Greetings friends, we have been working from home for several months now, as much as possible, and video calls have become very popular, in fact, the preferred way for social interaction, with clients, etc.
Although it is known that backgrounds are now very fashionable, and everyone is free to use them, I see more professional some backgrounds that look like offices, or even the blurring of the background more than enough if we are in our bedroom, it always depends on who we talk to and everything.
Today I bring you some steps to get something similar to the following, which is just adding some titles on the image of your camera:
In order to do that we’re going to need:
- A webcam, I use a Canon Alpha 6000 with an Elgato
- Game Capture HD60.
- A Windows PC, Linux, or Mac, works in all.
- OBS Studio
- NDI Plugin for OBS
- NDI Tools
Quick overview, and installation of OBS Studio
OBS Studio is a super powerful tool that allows us a versatility never seen in a free product. This product allows us to combine different video and audio sources, together with different layers, transitions, etc, to achieve a professional look in all our audiovisual compositions. In the end, a video call, is a real-time video and audio composition.

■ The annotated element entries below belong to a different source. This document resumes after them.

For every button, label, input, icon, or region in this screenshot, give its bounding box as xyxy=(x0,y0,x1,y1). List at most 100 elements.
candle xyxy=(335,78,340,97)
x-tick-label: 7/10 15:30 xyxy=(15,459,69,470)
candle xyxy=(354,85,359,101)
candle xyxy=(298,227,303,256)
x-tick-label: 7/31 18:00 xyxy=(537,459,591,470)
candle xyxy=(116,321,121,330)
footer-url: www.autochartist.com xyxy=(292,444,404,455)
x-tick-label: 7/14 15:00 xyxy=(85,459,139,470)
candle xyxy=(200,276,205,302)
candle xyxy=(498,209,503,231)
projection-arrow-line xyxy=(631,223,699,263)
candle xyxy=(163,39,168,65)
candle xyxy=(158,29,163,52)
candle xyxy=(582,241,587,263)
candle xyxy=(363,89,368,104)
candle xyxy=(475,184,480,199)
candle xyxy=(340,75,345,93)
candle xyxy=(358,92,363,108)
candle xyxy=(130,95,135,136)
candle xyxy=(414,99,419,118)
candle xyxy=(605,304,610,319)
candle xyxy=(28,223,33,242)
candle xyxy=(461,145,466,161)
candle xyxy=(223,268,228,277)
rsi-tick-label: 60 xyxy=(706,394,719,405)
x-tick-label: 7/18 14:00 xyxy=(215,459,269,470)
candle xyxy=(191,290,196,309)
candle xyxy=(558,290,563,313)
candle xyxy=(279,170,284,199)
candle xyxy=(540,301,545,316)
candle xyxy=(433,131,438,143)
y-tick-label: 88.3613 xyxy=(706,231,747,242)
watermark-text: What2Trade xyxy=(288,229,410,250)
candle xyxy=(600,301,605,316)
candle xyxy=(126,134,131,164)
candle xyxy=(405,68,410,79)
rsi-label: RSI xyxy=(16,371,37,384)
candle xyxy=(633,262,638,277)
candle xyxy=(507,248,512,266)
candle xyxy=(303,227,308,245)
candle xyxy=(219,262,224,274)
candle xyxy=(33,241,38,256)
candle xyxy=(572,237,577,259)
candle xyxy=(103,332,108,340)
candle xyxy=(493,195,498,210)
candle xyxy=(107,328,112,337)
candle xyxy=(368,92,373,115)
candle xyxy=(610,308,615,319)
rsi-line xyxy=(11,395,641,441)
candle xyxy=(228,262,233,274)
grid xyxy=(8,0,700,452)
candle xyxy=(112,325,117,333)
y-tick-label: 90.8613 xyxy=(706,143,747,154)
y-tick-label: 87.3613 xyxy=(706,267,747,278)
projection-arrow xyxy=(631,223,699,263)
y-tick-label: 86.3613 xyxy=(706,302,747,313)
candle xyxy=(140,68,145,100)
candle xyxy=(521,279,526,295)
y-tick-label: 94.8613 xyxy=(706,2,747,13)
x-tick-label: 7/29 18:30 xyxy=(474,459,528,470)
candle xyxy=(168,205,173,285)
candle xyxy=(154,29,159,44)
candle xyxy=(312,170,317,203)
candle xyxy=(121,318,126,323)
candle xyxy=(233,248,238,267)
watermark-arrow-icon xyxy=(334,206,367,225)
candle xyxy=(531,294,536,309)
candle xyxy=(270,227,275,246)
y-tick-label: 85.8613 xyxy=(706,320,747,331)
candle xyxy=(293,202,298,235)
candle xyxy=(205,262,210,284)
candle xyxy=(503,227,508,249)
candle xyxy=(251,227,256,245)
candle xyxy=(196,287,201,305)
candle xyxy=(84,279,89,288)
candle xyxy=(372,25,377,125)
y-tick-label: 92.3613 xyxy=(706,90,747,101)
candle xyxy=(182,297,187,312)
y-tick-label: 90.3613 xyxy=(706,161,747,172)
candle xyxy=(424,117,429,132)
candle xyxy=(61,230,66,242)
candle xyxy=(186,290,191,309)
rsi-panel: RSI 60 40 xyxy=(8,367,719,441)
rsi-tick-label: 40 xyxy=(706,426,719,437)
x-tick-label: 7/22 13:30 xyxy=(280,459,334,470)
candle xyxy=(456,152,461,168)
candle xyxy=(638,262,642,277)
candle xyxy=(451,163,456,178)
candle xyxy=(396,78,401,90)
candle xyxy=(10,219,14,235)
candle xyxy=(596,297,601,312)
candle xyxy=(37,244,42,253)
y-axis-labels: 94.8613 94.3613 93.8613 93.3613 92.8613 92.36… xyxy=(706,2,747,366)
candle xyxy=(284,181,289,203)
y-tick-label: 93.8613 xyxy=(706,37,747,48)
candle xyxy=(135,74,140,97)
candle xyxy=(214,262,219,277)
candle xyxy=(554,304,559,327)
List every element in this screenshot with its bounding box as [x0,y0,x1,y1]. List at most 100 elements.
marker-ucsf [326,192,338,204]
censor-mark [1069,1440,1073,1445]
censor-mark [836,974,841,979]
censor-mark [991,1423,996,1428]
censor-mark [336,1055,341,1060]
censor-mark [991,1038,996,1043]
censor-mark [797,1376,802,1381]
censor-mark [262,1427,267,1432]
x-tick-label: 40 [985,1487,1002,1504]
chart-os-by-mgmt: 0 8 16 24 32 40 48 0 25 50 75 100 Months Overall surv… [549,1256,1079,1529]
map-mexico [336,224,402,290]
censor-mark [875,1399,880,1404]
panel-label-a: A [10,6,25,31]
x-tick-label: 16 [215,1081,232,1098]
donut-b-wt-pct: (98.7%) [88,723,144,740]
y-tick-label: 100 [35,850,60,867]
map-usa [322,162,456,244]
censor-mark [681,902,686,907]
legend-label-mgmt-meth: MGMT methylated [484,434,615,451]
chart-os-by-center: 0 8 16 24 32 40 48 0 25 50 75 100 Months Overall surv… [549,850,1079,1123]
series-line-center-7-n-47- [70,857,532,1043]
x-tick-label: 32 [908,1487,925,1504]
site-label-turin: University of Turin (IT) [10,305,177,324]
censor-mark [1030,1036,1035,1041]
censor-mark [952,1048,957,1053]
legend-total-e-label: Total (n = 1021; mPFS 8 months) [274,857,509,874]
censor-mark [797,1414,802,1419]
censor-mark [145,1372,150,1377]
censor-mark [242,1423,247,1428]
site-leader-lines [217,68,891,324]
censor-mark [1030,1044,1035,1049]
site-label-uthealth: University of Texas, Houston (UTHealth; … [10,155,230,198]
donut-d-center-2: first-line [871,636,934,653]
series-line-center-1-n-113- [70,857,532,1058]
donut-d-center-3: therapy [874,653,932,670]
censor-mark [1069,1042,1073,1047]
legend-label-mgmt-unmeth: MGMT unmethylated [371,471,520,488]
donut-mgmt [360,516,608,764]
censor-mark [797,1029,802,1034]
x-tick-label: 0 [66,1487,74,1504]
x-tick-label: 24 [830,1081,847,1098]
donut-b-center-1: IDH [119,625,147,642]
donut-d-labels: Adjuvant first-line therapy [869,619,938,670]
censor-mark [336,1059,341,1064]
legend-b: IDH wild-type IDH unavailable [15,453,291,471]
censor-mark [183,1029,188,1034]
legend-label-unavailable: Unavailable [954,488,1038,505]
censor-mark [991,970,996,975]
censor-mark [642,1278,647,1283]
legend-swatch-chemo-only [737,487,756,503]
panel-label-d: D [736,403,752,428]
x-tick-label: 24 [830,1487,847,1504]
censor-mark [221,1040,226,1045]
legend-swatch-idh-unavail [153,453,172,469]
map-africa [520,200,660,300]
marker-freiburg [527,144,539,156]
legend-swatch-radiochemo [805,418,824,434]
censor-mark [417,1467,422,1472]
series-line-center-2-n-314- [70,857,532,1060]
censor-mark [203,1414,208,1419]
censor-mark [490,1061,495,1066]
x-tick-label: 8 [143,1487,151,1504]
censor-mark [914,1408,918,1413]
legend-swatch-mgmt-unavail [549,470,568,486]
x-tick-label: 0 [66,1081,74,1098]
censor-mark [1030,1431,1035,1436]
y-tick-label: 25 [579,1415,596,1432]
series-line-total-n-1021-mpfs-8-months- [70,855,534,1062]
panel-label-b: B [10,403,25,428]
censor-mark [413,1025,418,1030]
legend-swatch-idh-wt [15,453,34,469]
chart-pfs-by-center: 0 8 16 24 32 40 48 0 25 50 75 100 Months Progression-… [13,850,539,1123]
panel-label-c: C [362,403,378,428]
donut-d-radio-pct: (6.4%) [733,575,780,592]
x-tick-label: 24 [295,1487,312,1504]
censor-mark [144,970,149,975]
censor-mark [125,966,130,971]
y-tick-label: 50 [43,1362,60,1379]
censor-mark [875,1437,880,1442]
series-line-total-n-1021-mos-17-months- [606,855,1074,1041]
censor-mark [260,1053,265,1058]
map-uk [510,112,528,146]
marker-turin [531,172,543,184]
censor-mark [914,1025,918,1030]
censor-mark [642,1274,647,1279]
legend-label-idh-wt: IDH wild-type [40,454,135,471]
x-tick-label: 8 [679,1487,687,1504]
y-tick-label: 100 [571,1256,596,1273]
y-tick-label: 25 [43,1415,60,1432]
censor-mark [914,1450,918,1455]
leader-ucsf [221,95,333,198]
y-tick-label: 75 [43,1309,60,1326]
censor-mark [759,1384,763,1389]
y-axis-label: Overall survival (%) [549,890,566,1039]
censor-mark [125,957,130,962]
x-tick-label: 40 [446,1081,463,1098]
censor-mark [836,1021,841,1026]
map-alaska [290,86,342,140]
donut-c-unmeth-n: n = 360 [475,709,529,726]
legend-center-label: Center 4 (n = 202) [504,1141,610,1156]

We will go to the official website of the project and download the version for our operating system:
The installation that runs with a next/next, when it is first opened, we will see something similar to the following, select Yes:
This will ask us what purpose we want to use OBS for, we’ll select for local recording, if we select streaming, we’ll have to enter the credentials of a streaming service:
We will select our video configuration, that by default mine is fine, we will click on Next:
The process will start and just a few seconds later you will have checked everything:
We’ll click on the Apply Settings button: We’ll see where Tools we don’t have any NDI, so we’ll close the program now and go to the next point:
Quick overview, and installation of NDI Plugin for OBS
To be able to present our camera to Webex, Zoom, or any other application, with the labels in front, we will have to take our camera as a video source in OBS and send it to an NDI Output, which will be our “virtual camera” for it, we will go to the official website of the NDI plugin for OBS:
This will take us to a GitHub, where we will download the .zip file with the plugin:
Once we download it, we extract it and copy the content inside the OBS Studio folder, which is usually in – C:Program Files\obs-studio
Great! One step down, we’re going for the next.
Quick overview, and installation of NDI Tools
The last step is to install the NDI Tools, which as we are in the same PC will be crazy, but this could be done in another computer, which could show our OBS origin, imagine the possibilities! Let’s go to the mess, first of all the web, here it is:
The installation is a next-next, once we’re done, we’ll have to make sure that NDI starts up with the equipment, I prefer it that way.
OBS configuration with titles and with our webcam
We’re almost there, what nerves! We open OBS one last time, we create a new scene that has the webcam and an image above it, in my case the titles that you can see, that you can create with Paint, PowerPoint, Photoshop, etc.
We already have almost everything in OBS Studio, finally, we will click on Tools, and in NDI, we will click:
And we will put a name to our output from OBS, we can have the preview and the final shot:
That’s all for OBS.
Configuration in Microsoft Teams (or any other software)
We have a small last step, in the NDI of our taskbar, we will select the computer that is presenting, in this case, my computer, and the input that we want to have as NDI:
And then in Teams, Slack, Zoom, Webex, whatever, we’ll select the camera that’s called NDI:
Note, in your preview, you’ll be shown upside down. Don’t worry! The person who sees you sees you well! A greeting and I hope you like it.